Despite not being geographically located on the African continent, Madagascar identifies as African, not just because of its significant Bantu population, but because of a growing continental pride, especially among the younger generation. In the last few years, the rise and rise of African music like afrobeats (West Africa), kizomba music (in lusophone countries), rumba (in Central Africa), bongo (in Tanzania) and gqom and amapiano (in South Africa) has galvanized young Africans to new forms of negotiating and asserting their racial and geographical identities within a globalised world.

Madagascar’s development of a herbal remedy for COVID-19 has become an extension of this ongoing negotiation with identity that constantly invokes the slogans Africa Unite and I am proud to be African. Therefore, its location several kilometres further into the Indian Ocean has not dissuaded the Malagasy people from identifying with the pan-African goal of a strong, unified continent ready to determine her own destiny.

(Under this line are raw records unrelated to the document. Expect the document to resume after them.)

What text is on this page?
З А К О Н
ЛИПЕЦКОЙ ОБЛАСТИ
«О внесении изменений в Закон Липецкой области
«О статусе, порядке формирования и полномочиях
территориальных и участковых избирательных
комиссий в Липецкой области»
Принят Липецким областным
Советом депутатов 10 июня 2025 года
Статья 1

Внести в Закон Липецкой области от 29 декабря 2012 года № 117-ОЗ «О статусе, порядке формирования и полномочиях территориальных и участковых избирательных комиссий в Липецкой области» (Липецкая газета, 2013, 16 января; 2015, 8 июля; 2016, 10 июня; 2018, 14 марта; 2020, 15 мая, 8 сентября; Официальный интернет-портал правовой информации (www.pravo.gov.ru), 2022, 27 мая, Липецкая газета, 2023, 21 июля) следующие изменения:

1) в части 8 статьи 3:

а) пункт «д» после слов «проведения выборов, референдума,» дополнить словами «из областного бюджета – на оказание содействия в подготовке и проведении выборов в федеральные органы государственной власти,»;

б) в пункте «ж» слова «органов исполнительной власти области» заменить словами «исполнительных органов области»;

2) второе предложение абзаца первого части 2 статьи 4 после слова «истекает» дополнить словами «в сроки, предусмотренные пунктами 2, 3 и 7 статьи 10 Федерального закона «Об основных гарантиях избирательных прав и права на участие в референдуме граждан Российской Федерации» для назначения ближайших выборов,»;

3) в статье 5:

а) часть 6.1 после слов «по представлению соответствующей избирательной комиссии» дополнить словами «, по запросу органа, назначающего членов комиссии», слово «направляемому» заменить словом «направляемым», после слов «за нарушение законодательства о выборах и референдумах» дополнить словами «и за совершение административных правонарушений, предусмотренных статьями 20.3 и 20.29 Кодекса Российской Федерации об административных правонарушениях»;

There are, of course, those who may voice criticism that Rajoelina’s COVID-19 remedy is not enough to catalyse the important conversation of the African Renaissance, and that it is a passing fad that will soon be forgotten as long as COVID-19 continues to mutate. While this argument is valid, the critics fail to acknowledge that indigenous strategies of confronting diseases, particularly those that are viral, including HIV/AIDS, remain instrumental in instilling optimism and hope in a continent that has been battered by persistent narratives of despair and Afro-pessimism. Madagascar essentially provides the continent with a new incentive to sustain, for example, the debate around patents and intellectual property rights that have received scant attention from African governments. The island nation further acts as a symbolic incubation centre for creative, radical and innovative ideas that are not afraid to confront mainstream thinking (on matters medicine) in the 21st century.

Madagascar’s story has just begun and it will continue to follow the same trajectory as long as the beneficiaries of the herbal remedy recover from COVID-19. Western media stations will have to rethink their reporting on African issues because the old ways will no longer work. African sounds, not just music in the sonic sense, but the capacity to speak and be heard will increasingly become the norm rather than the exception. A deepening African consciousness, that in the past was considered an anathema, will progressively influence new ways of engagement between fellow Africans within and outside the continent and between Africans and non-Africans. It is highly probable that the engagement—time is on Africa’s side (considering the youthful population)—will always be of equals and not that of a master and subordinate. With Rajoelina and Malema and Bobi Wine and many countless others accelerating these pan-African conversations through music, art, speeches, and most importantly, home-grown science, Africa’s voice is set to soar.